Moodie became the first professor of politics and head of department at the newly founded University of York in 1963, where he remained until his retirement in 1980. During this time, he helped to establish the university's Centre for Southern African Studies, and continued work in this field after his retirement, researching post-apartheid academia and particularly academic freedom. In 1991 he was a visiting professor at the University of the Witwatersrand.

==Principal works==
In 1959 Moodie wrote the influential Fabian pamphlet The Universities: A Royal Commission?, which set out a framework for the governance of Britain's newest universities. As a former student, Haleh Afshar wrote,
Notions of transparency in decision-making were, thanks to him, always part of York. Crucially, in 1968, at the peak of the 1960s radicalism, he chaired the staff-student committee on the place of students in the university.

His 1961 work, The Government of Great Britain, became a standard university textbook for students of politics.
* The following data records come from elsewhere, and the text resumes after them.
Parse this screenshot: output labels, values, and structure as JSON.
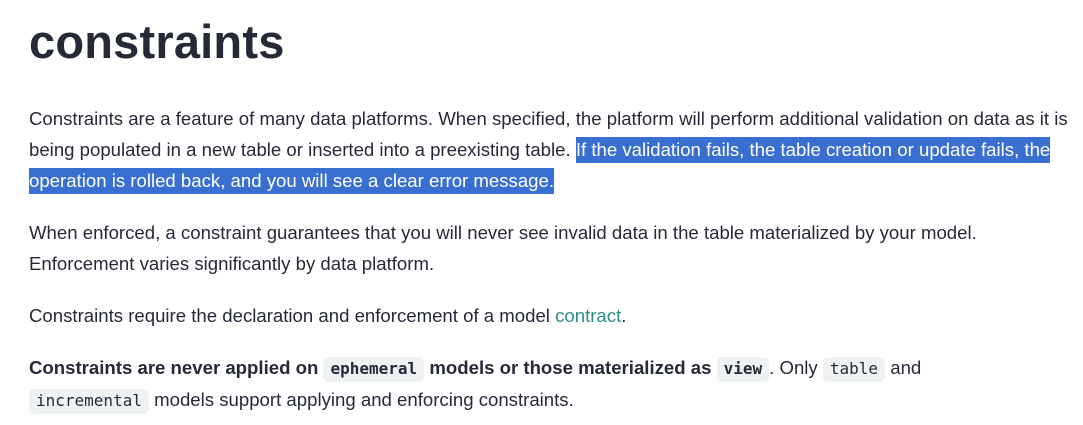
{
  "heading": "constraints",
  "para1": {
    "plain": "Constraints are a feature of many data platforms. When specified, the platform will perform additional validation on data as it is being populated in a new table or inserted into a preexisting table. ",
    "selected": "If the validation fails, the table creation or update fails, the operation is rolled back, and you will see a clear error message."
  },
  "para2": "When enforced, a constraint guarantees that you will never see invalid data in the table materialized by your model. Enforcement varies significantly by data platform.",
  "para3": {
    "before": "Constraints require the declaration and enforcement of a model ",
    "link": "contract",
    "after": "."
  },
  "para4": {
    "bold1": "Constraints are never applied on ",
    "code1": "ephemeral",
    "bold2": " models or those materialized as ",
    "code2": "view",
    "text1": ". Only ",
    "code3": "table",
    "text2": " and ",
    "code4": "incremental",
    "text3": " models support applying and enforcing constraints."
  },
  "colors": {
    "text": "#262a38",
    "selection": "#3a6fd2",
    "link": "#2a8f86",
    "code_bg": "#eff2f3"
  }
}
Later works include Opinions, Publics and Pressure Groups (1970) and Power and Authority in British Universities (1974) formed educational thinking in the 1970s and argued for less authoritarian structures, including student participation in university governance, which has now become the norm.

==Other appointments==
- Chairman & Vice-president, Political Studies Association of the UK
- Chairman of the Society for Research in Higher Education
- 1970 - 1977, Provost, Langwith College, University of York
- 1986 & 1993, visiting professor at University of California, Berkeley
- 1981 - 84, Deputy Vice-Chancellor, University of York

==Personal life==
Graeme Moodie and Kate Cremin (d.1985) married in 1956, having a daughter (Herald), two sons (Dan and Mark) and a stepdaughter (Jenny); after a short-lived second marriage, he married Andréa Russell in 1997. He was also a keen photographer and chairman of the Village Trust for Heslington, the village adjacent to the University of York and in which he lived.